Edda Emmanuelli Perez
General Counsel

 

[1] The RFP was amended once. See AR, Tab A.2.a, RFP amend. 1. In the remainder of this decision, citations to the RFP refer to the amended RFP provided at Tab A.2.a. of the agency report.

[2] Octo initially challenged the agency’s assessment of a number of other slight strengths and weaknesses, and also argued that its proposal warranted a number of additional strengths under the technical/management factor. Protest at 7-10, 12. The agency substantively responded to each of these challenges. See COS/MOL at 23‑28. Rather than rebutting each of the agency’s responses in its comments, the protester states that it will “maintain its challenge with respect only to two strengths that should have been assessed.” Comments and Supp. Protest at 15. Therefore, we consider those other protest arguments abandoned or withdrawn and we will not consider them further. Booz Allen Hamilton Inc., B-414283, B-414283.2, Apr. 27, 2017, 2017 CPD ¶ 159 at 5 n.9.

[3] Relying on our decision in ICI Services Corp., B‑418255.4, Sept. 23, 2020, 2020 CPD ¶ 302, the agency also argues that the protester cannot properly challenge the inclusion of other offerors in the competitive range. Supp. COS/MOL at 4. The agency’s reliance on that decision, however, is misplaced here. In ICI Services Corp., we concluded that our Office will not review a protest of the agency’s decision to include another offeror in the competitive range when raised by an offeror in the competitive range because the possibility remains that the protester may receive the award. See ICI Services Corp., supra at 1. A protester that has been excluded from the competitive range, however, remains an interested party to challenge the agency’s evaluation of the offerors included in the competitive range where, as here, sustaining those challenges would require a new competitive range determination, thereby potentially giving the protester another chance to compete. See e.g., Delta Risk, LLC, B‑416420, Aug. 24, 2018, 2018 CPD ¶ 305 at 13-14.

[4] The protester also contends that the agency’s methodology for evaluating proposed total compensation plans was flawed because the agency failed to compare the proposed compensation plans with the incumbent compensation levels as required by FAR provision 52.222-46. Comments and Supp. Protest at 26. The agency responds that it does not have the detailed salary information of the incumbent contractor under the current contract, a fixed-price and labor hour contract that uses fully burdened labor rates. Supp. COS/MOL at 15 n.4. The agency also explains that it would not have been appropriate to use the salary information provided in Octo’s proposal because Octo is an incumbent subcontractor, not the incumbent prime contractor. Id. In addition, the rates Octo proposed were for performing the new, broader requirements, with no indication that they were the same as the incumbent rates. Id.

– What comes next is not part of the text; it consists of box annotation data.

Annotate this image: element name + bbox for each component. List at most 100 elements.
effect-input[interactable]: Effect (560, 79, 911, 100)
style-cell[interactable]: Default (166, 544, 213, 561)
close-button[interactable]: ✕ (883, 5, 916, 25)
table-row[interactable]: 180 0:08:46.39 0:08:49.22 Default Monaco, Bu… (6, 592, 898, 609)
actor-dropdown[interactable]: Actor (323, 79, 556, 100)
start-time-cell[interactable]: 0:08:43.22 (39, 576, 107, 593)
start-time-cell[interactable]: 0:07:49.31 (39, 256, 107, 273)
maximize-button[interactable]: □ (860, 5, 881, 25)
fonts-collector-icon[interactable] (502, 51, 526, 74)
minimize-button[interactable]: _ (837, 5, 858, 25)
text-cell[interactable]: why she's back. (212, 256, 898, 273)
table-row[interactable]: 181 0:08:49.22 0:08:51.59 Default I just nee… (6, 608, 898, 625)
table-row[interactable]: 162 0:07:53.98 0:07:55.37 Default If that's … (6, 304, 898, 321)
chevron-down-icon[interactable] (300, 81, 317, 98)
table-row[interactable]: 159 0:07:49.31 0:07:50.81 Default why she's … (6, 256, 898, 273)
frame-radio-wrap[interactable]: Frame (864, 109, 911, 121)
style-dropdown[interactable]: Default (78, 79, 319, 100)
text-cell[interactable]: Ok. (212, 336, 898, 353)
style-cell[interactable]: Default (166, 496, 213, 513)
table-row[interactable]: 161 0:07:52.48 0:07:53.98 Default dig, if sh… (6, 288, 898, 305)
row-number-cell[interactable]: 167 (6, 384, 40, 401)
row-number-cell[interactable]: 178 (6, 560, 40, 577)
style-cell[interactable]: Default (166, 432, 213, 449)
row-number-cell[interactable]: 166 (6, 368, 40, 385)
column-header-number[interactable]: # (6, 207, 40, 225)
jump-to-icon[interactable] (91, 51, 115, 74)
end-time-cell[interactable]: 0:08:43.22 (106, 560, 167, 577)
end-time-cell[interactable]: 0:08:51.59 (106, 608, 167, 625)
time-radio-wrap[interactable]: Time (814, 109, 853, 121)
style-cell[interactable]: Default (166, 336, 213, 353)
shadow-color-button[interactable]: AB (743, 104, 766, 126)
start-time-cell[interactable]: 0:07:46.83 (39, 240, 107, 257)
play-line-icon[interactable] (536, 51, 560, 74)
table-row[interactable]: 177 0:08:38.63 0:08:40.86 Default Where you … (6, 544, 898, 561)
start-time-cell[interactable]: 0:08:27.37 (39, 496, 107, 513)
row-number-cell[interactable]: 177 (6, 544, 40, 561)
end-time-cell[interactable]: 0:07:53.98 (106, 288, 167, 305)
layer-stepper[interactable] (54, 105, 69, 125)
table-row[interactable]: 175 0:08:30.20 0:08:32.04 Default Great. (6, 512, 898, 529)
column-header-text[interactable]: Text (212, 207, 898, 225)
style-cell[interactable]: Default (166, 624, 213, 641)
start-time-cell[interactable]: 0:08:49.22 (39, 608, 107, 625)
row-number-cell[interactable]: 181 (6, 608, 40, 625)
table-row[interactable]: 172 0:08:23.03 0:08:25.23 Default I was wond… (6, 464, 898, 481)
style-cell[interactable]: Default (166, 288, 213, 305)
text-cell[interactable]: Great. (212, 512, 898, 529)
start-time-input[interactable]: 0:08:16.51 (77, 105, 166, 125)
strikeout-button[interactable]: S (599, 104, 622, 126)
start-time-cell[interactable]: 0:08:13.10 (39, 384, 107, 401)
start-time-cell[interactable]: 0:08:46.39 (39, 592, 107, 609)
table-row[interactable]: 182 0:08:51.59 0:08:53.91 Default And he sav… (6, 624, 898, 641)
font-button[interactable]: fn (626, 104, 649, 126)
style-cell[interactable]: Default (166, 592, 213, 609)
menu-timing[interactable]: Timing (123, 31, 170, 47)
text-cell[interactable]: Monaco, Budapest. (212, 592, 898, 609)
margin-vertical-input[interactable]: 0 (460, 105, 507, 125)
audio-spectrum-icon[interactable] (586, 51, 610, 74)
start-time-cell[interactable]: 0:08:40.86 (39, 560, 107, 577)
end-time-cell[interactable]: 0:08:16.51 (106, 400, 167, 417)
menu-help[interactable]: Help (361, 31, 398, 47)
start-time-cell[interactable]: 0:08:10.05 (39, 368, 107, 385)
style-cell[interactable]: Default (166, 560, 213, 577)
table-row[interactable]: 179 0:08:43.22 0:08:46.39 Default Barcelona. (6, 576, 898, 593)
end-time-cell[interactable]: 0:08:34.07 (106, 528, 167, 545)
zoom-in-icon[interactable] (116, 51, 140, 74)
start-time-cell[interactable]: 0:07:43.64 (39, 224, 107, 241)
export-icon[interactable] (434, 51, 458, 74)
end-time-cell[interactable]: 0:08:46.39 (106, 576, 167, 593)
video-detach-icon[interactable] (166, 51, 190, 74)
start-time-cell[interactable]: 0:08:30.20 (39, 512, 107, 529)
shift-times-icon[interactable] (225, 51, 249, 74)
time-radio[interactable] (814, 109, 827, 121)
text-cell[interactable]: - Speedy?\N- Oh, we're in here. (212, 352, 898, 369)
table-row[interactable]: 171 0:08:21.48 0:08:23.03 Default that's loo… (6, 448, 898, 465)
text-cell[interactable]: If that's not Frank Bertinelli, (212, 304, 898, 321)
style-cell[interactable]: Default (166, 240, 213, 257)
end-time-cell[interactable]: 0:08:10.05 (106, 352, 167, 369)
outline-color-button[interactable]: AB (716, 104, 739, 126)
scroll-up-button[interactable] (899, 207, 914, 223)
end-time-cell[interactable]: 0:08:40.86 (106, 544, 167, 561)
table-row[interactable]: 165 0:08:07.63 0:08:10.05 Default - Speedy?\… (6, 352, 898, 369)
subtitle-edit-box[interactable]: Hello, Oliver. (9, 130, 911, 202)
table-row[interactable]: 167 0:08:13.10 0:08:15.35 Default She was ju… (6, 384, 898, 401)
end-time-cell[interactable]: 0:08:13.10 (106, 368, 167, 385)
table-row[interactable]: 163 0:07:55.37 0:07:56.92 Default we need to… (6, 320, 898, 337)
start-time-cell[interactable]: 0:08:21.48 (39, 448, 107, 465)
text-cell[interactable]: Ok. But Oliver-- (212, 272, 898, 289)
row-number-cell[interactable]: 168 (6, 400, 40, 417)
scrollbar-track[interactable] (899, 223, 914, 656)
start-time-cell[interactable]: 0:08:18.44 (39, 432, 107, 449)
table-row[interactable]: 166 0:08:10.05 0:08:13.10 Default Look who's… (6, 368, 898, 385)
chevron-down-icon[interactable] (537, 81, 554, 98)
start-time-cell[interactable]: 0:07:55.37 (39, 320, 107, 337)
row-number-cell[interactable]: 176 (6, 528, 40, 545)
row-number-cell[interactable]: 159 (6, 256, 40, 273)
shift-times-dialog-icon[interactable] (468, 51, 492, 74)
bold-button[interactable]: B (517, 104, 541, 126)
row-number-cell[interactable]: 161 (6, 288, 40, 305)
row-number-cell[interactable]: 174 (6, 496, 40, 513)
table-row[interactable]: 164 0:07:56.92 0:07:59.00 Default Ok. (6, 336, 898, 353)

We agree with the agency that where, as here, an agency does not have access to incumbent compensation information, it may use other reasonable means of analyzing proposed total compensation plans. See Target Media Mid Atlantic, Inc., B‑412468.8, June 27, 2017, 2017 CPD ¶ 208 at 6 (where record indicates that the actual, incumbent personnel rates were not reasonably ascertainable to the agency, analysis based upon a reasonable benchmark is unobjectionable). Here, we find reasonable the agency’s plan to use compensation levels developed based on market information. See AR, Tab C.8, Offeror B’s Price Evaluation Report at 13.